If my migraine lets up some to where I can semi-function I will get out my laptop or tablet and connect online to get a pep-talk of sorts. But that is only when I’m up to it because sometimes, well most of the time, when I get online I don’t know how to cut it short. I start seeing topics or conversations and I get carried away. Or I think of something I want to search about and before you know it I have a lot of pages bookmarked that I have to check out later when I’m functioning better. I try really hard to keep technology out of the bedroom as it’s suppose to be a sanctuary, but once in a while I break my rule. That is something I’m working on really hard. I have to admit last week I did really well and I did not take them into the room with me, so I’m making some progress there. But this is how I survive my Migraine episodes. Some of these I picked up on my own by trial and error, some from blogging with others on Migraine.com and from other bloggers. 
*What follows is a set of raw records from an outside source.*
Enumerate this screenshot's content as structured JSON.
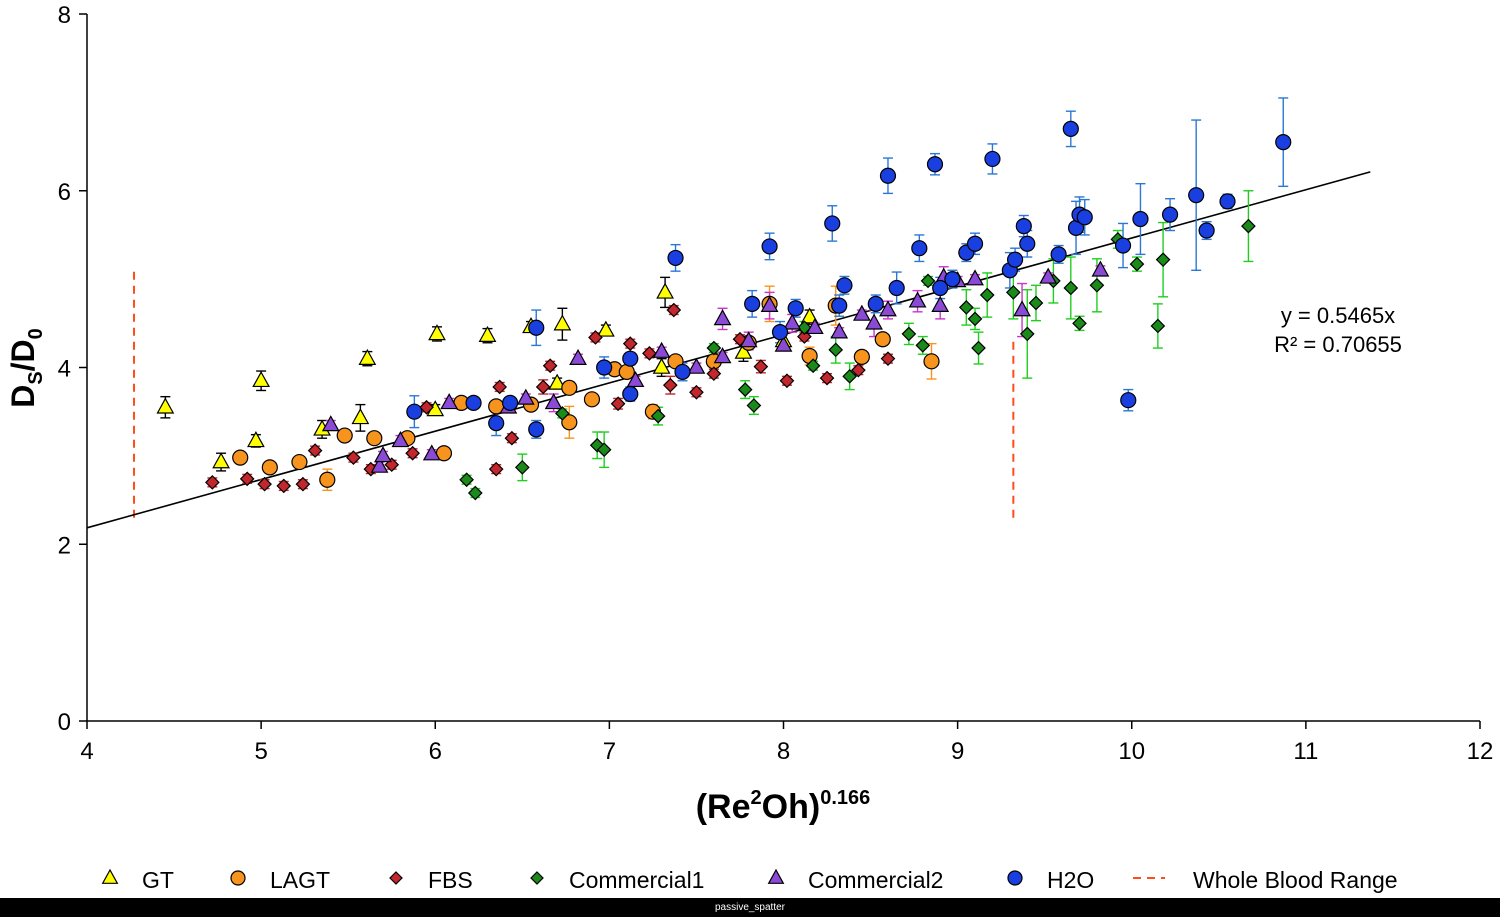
{
  "chart_data": {
    "type": "scatter",
    "xlabel_base": "(Re",
    "xlabel_sup1": "2",
    "xlabel_mid": "Oh)",
    "xlabel_sup2": "0.166",
    "ylabel_base": "D",
    "ylabel_sub1": "S",
    "ylabel_slash": "/D",
    "ylabel_sub2": "0",
    "xlim": [
      4,
      12
    ],
    "ylim": [
      0,
      8
    ],
    "xticks": [
      "4",
      "5",
      "6",
      "7",
      "8",
      "9",
      "10",
      "11",
      "12"
    ],
    "yticks": [
      "0",
      "2",
      "4",
      "6",
      "8"
    ],
    "grid": false,
    "legend_position": "bottom",
    "trendline": {
      "equation": "y = 0.5465x",
      "r2_text": "R² = 0.70655",
      "slope": 0.5465,
      "x_range": [
        4,
        11.37
      ],
      "color": "#000000"
    },
    "whole_blood_range": {
      "name": "Whole Blood Range",
      "color": "#ff4d1a",
      "lines": [
        {
          "x": 4.27,
          "y_min": 2.3,
          "y_max": 5.1
        },
        {
          "x": 9.32,
          "y_min": 2.3,
          "y_max": 4.35
        }
      ]
    },
    "series": [
      {
        "name": "GT",
        "marker": "triangle",
        "color": "#ffff00",
        "error_color": "#000000",
        "points": [
          [
            4.45,
            3.55,
            0.12
          ],
          [
            4.77,
            2.93,
            0.1
          ],
          [
            4.97,
            3.17,
            0.07
          ],
          [
            5.0,
            3.85,
            0.11
          ],
          [
            5.35,
            3.3,
            0.1
          ],
          [
            5.57,
            3.43,
            0.15
          ],
          [
            5.61,
            4.1,
            0.08
          ],
          [
            6.0,
            3.52,
            0.06
          ],
          [
            6.01,
            4.38,
            0.08
          ],
          [
            6.3,
            4.36,
            0.08
          ],
          [
            6.55,
            4.46,
            0.06
          ],
          [
            6.73,
            4.49,
            0.18
          ],
          [
            6.98,
            4.42,
            0.06
          ],
          [
            7.32,
            4.85,
            0.17
          ],
          [
            6.7,
            3.82,
            0.06
          ],
          [
            7.3,
            4.0,
            0.1
          ],
          [
            7.77,
            4.17,
            0.1
          ],
          [
            8.0,
            4.3,
            0.1
          ],
          [
            8.15,
            4.57,
            0.08
          ]
        ]
      },
      {
        "name": "LAGT",
        "marker": "circle",
        "color": "#f7941d",
        "error_color": "#f7941d",
        "points": [
          [
            4.88,
            2.98,
            0.05
          ],
          [
            5.05,
            2.87,
            0.05
          ],
          [
            5.22,
            2.93,
            0.05
          ],
          [
            5.38,
            2.73,
            0.12
          ],
          [
            5.48,
            3.23,
            0.05
          ],
          [
            5.65,
            3.2,
            0.05
          ],
          [
            5.84,
            3.2,
            0.06
          ],
          [
            6.05,
            3.03,
            0.05
          ],
          [
            6.15,
            3.6,
            0.05
          ],
          [
            6.35,
            3.56,
            0.05
          ],
          [
            6.55,
            3.58,
            0.05
          ],
          [
            6.77,
            3.77,
            0.07
          ],
          [
            6.77,
            3.38,
            0.18
          ],
          [
            6.9,
            3.64,
            0.05
          ],
          [
            7.03,
            3.98,
            0.06
          ],
          [
            7.1,
            3.95,
            0.05
          ],
          [
            7.25,
            3.5,
            0.08
          ],
          [
            7.38,
            4.07,
            0.05
          ],
          [
            7.6,
            4.07,
            0.07
          ],
          [
            7.8,
            4.28,
            0.05
          ],
          [
            7.92,
            4.72,
            0.2
          ],
          [
            8.15,
            4.13,
            0.1
          ],
          [
            8.3,
            4.7,
            0.22
          ],
          [
            8.45,
            4.12,
            0.05
          ],
          [
            8.57,
            4.32,
            0.05
          ],
          [
            8.85,
            4.07,
            0.2
          ]
        ]
      },
      {
        "name": "FBS",
        "marker": "diamond",
        "color": "#c1272d",
        "error_color": "#c1272d",
        "points": [
          [
            4.72,
            2.7,
            0.05
          ],
          [
            4.92,
            2.74,
            0.05
          ],
          [
            5.02,
            2.68,
            0.05
          ],
          [
            5.13,
            2.66,
            0.05
          ],
          [
            5.24,
            2.68,
            0.05
          ],
          [
            5.31,
            3.06,
            0.05
          ],
          [
            5.53,
            2.98,
            0.05
          ],
          [
            5.63,
            2.85,
            0.05
          ],
          [
            5.75,
            2.9,
            0.05
          ],
          [
            5.87,
            3.03,
            0.05
          ],
          [
            5.95,
            3.55,
            0.05
          ],
          [
            6.35,
            2.85,
            0.05
          ],
          [
            6.37,
            3.78,
            0.05
          ],
          [
            6.44,
            3.2,
            0.05
          ],
          [
            6.62,
            3.78,
            0.08
          ],
          [
            6.66,
            4.02,
            0.05
          ],
          [
            6.92,
            4.34,
            0.05
          ],
          [
            7.05,
            3.59,
            0.06
          ],
          [
            7.12,
            4.27,
            0.05
          ],
          [
            7.23,
            4.16,
            0.05
          ],
          [
            7.35,
            3.8,
            0.1
          ],
          [
            7.37,
            4.65,
            0.05
          ],
          [
            7.5,
            3.72,
            0.05
          ],
          [
            7.6,
            3.93,
            0.05
          ],
          [
            7.75,
            4.32,
            0.05
          ],
          [
            7.87,
            4.01,
            0.07
          ],
          [
            8.02,
            3.85,
            0.05
          ],
          [
            8.12,
            4.35,
            0.05
          ],
          [
            8.25,
            3.88,
            0.05
          ],
          [
            8.43,
            3.97,
            0.05
          ],
          [
            8.6,
            4.1,
            0.05
          ]
        ]
      },
      {
        "name": "Commercial1",
        "marker": "diamond",
        "color": "#1a8a1a",
        "error_color": "#1fcf1f",
        "points": [
          [
            6.18,
            2.73,
            0.05
          ],
          [
            6.23,
            2.58,
            0.05
          ],
          [
            6.5,
            2.87,
            0.15
          ],
          [
            6.73,
            3.48,
            0.05
          ],
          [
            6.93,
            3.12,
            0.15
          ],
          [
            6.97,
            3.07,
            0.2
          ],
          [
            7.28,
            3.45,
            0.1
          ],
          [
            7.6,
            4.22,
            0.05
          ],
          [
            7.78,
            3.75,
            0.1
          ],
          [
            7.83,
            3.57,
            0.1
          ],
          [
            8.12,
            4.45,
            0.07
          ],
          [
            8.17,
            4.02,
            0.05
          ],
          [
            8.3,
            4.2,
            0.15
          ],
          [
            8.38,
            3.9,
            0.15
          ],
          [
            8.72,
            4.38,
            0.12
          ],
          [
            8.8,
            4.25,
            0.1
          ],
          [
            8.83,
            4.98,
            0.05
          ],
          [
            9.05,
            4.68,
            0.2
          ],
          [
            9.1,
            4.55,
            0.12
          ],
          [
            9.12,
            4.22,
            0.18
          ],
          [
            9.17,
            4.82,
            0.25
          ],
          [
            9.32,
            4.85,
            0.3
          ],
          [
            9.4,
            4.38,
            0.5
          ],
          [
            9.45,
            4.73,
            0.2
          ],
          [
            9.55,
            4.98,
            0.25
          ],
          [
            9.65,
            4.9,
            0.35
          ],
          [
            9.7,
            4.5,
            0.08
          ],
          [
            9.8,
            4.93,
            0.3
          ],
          [
            9.92,
            5.45,
            0.1
          ],
          [
            10.03,
            5.17,
            0.08
          ],
          [
            10.15,
            4.47,
            0.25
          ],
          [
            10.18,
            5.22,
            0.42
          ],
          [
            10.67,
            5.6,
            0.4
          ]
        ]
      },
      {
        "name": "Commercial2",
        "marker": "triangle",
        "color": "#8a4ad6",
        "error_color": "#cc33cc",
        "points": [
          [
            5.4,
            3.35,
            0.05
          ],
          [
            5.68,
            2.88,
            0.05
          ],
          [
            5.7,
            3.0,
            0.05
          ],
          [
            5.8,
            3.17,
            0.06
          ],
          [
            5.98,
            3.02,
            0.05
          ],
          [
            6.08,
            3.6,
            0.05
          ],
          [
            6.42,
            3.55,
            0.05
          ],
          [
            6.52,
            3.65,
            0.05
          ],
          [
            6.68,
            3.6,
            0.1
          ],
          [
            6.82,
            4.1,
            0.05
          ],
          [
            7.15,
            3.85,
            0.05
          ],
          [
            7.3,
            4.18,
            0.05
          ],
          [
            7.5,
            4.0,
            0.05
          ],
          [
            7.65,
            4.12,
            0.05
          ],
          [
            7.65,
            4.55,
            0.12
          ],
          [
            7.8,
            4.3,
            0.1
          ],
          [
            7.92,
            4.7,
            0.15
          ],
          [
            8.0,
            4.25,
            0.05
          ],
          [
            8.05,
            4.5,
            0.1
          ],
          [
            8.18,
            4.45,
            0.05
          ],
          [
            8.32,
            4.4,
            0.05
          ],
          [
            8.45,
            4.6,
            0.05
          ],
          [
            8.52,
            4.5,
            0.15
          ],
          [
            8.6,
            4.65,
            0.1
          ],
          [
            8.77,
            4.75,
            0.12
          ],
          [
            8.9,
            4.7,
            0.15
          ],
          [
            8.92,
            5.02,
            0.12
          ],
          [
            9.0,
            4.98,
            0.05
          ],
          [
            9.1,
            5.0,
            0.05
          ],
          [
            9.37,
            4.65,
            0.3
          ],
          [
            9.52,
            5.02,
            0.05
          ],
          [
            9.82,
            5.1,
            0.05
          ]
        ]
      },
      {
        "name": "H2O",
        "marker": "circle",
        "color": "#1a3fe0",
        "error_color": "#2b78d4",
        "points": [
          [
            5.88,
            3.5,
            0.18
          ],
          [
            6.22,
            3.6,
            0.05
          ],
          [
            6.35,
            3.37,
            0.14
          ],
          [
            6.43,
            3.6,
            0.05
          ],
          [
            6.58,
            3.3,
            0.1
          ],
          [
            6.58,
            4.45,
            0.2
          ],
          [
            6.97,
            4.0,
            0.12
          ],
          [
            7.12,
            4.1,
            0.07
          ],
          [
            7.12,
            3.7,
            0.08
          ],
          [
            7.38,
            5.24,
            0.15
          ],
          [
            7.42,
            3.95,
            0.1
          ],
          [
            7.82,
            4.72,
            0.15
          ],
          [
            7.92,
            5.37,
            0.15
          ],
          [
            7.98,
            4.4,
            0.12
          ],
          [
            8.07,
            4.67,
            0.1
          ],
          [
            8.28,
            5.63,
            0.2
          ],
          [
            8.32,
            4.7,
            0.12
          ],
          [
            8.35,
            4.93,
            0.1
          ],
          [
            8.53,
            4.72,
            0.1
          ],
          [
            8.6,
            6.17,
            0.2
          ],
          [
            8.65,
            4.9,
            0.18
          ],
          [
            8.78,
            5.35,
            0.15
          ],
          [
            8.87,
            6.3,
            0.12
          ],
          [
            8.9,
            4.9,
            0.12
          ],
          [
            8.97,
            5.0,
            0.1
          ],
          [
            9.05,
            5.3,
            0.1
          ],
          [
            9.1,
            5.4,
            0.12
          ],
          [
            9.2,
            6.36,
            0.17
          ],
          [
            9.3,
            5.1,
            0.2
          ],
          [
            9.33,
            5.22,
            0.13
          ],
          [
            9.38,
            5.6,
            0.12
          ],
          [
            9.4,
            5.4,
            0.15
          ],
          [
            9.58,
            5.28,
            0.1
          ],
          [
            9.65,
            6.7,
            0.2
          ],
          [
            9.68,
            5.58,
            0.3
          ],
          [
            9.7,
            5.73,
            0.2
          ],
          [
            9.73,
            5.7,
            0.2
          ],
          [
            9.95,
            5.38,
            0.25
          ],
          [
            9.98,
            3.63,
            0.12
          ],
          [
            10.05,
            5.68,
            0.4
          ],
          [
            10.22,
            5.73,
            0.18
          ],
          [
            10.37,
            5.95,
            0.85
          ],
          [
            10.43,
            5.55,
            0.1
          ],
          [
            10.55,
            5.88,
            0.08
          ],
          [
            10.87,
            6.55,
            0.5
          ]
        ]
      }
    ]
  },
  "footer": {
    "caption": "passive_spatter"
  }
}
I hope I have something in my “Kit” and “survival tactic operations” that might help someone else. This is how I stack and prepare my safe zone as I call it-to feel like my sanctuary to ride out the storms and have most of what I need at fingertip reach. Looking into a very small freezer for bedside, but not very practical at this point, but my ice packs would be a lot closer-not that it kills me to go to kitchen except if the lights are too bright. We have a skylight in the kitchen ceiling-that was a bad idea-and a lot of sun comes through it. 
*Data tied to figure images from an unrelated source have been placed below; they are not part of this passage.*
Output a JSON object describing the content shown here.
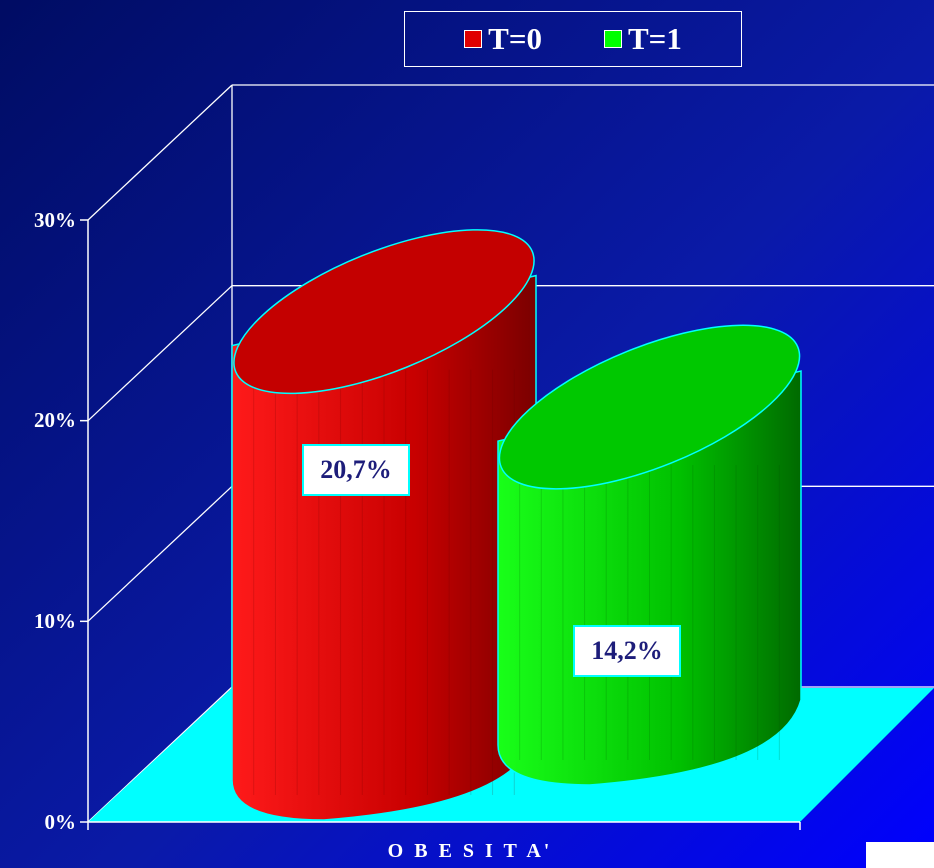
{
  "chart_data": {
    "type": "bar",
    "title": "",
    "categories": [
      "O B E S I T A'"
    ],
    "xlabel": "O B E S I T A'",
    "ylabel": "",
    "ylim": [
      0,
      30
    ],
    "yticks": [
      "0%",
      "10%",
      "20%",
      "30%"
    ],
    "grid": true,
    "legend_position": "top-center",
    "series": [
      {
        "name": "T=0",
        "values": [
          20.7
        ],
        "label": "20,7%",
        "color": "#e00000"
      },
      {
        "name": "T=1",
        "values": [
          14.2
        ],
        "label": "14,2%",
        "color": "#00dd00"
      }
    ]
  },
  "colors": {
    "background": "#000c63",
    "floor": "#00ffff",
    "grid": "#ffffff",
    "label_text": "#1d1d7a"
  }
}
DISCLAIMER: THIS SITE IN NO WAY GIVES MEDICAL ADVICE OR DIAGNOSIS. SEE YOUR OWN PHYSICIAN FOR ANY CONCERNS OR QUESTIONS YOU MAY HAVE THAT ARE MEDICAL. THIS SITE IS TO JOURNAL AND BLOG ON MY “OWN” PERSONAL EXPERIENCES AND WHAT WORKS FOR “ME”. THIS DOES NOT INDICATE IN ANY WAY THAT I SUGGEST THAT OTHERS MUST FOLLOW MY THOUGH PROCESS OR MY WAY OF DEALING WITH CHRONIC PAIN. THIS IS WHAT I HAVE FOUND TO WORK FOR “ME” IN THE 25 YEARS I’VE BEEN DEALING WITH THIS CHRONIC CONDITION AND HOW I FOUND A WAY TO COME TO TERMS WITH IT. YOU MAY OR MAY NOT AGREE-THAT IS YOUR CHOICE. BUT I AM STRESSING THIS IS WHAT WORKS FOR “ME” AND I’M ONLY JOURNALING TO INFORM MY PROCESS ALONG THE WAY FOR “MY” BENEFIT AND FOR ANYONE THAT WANTS TO LISTEN. NOT INTENDED TO BE A LECTURE FOR HOW OTHERS SHOULD DEAL WITH CHRONIC ILLNESS OF ANY SORT.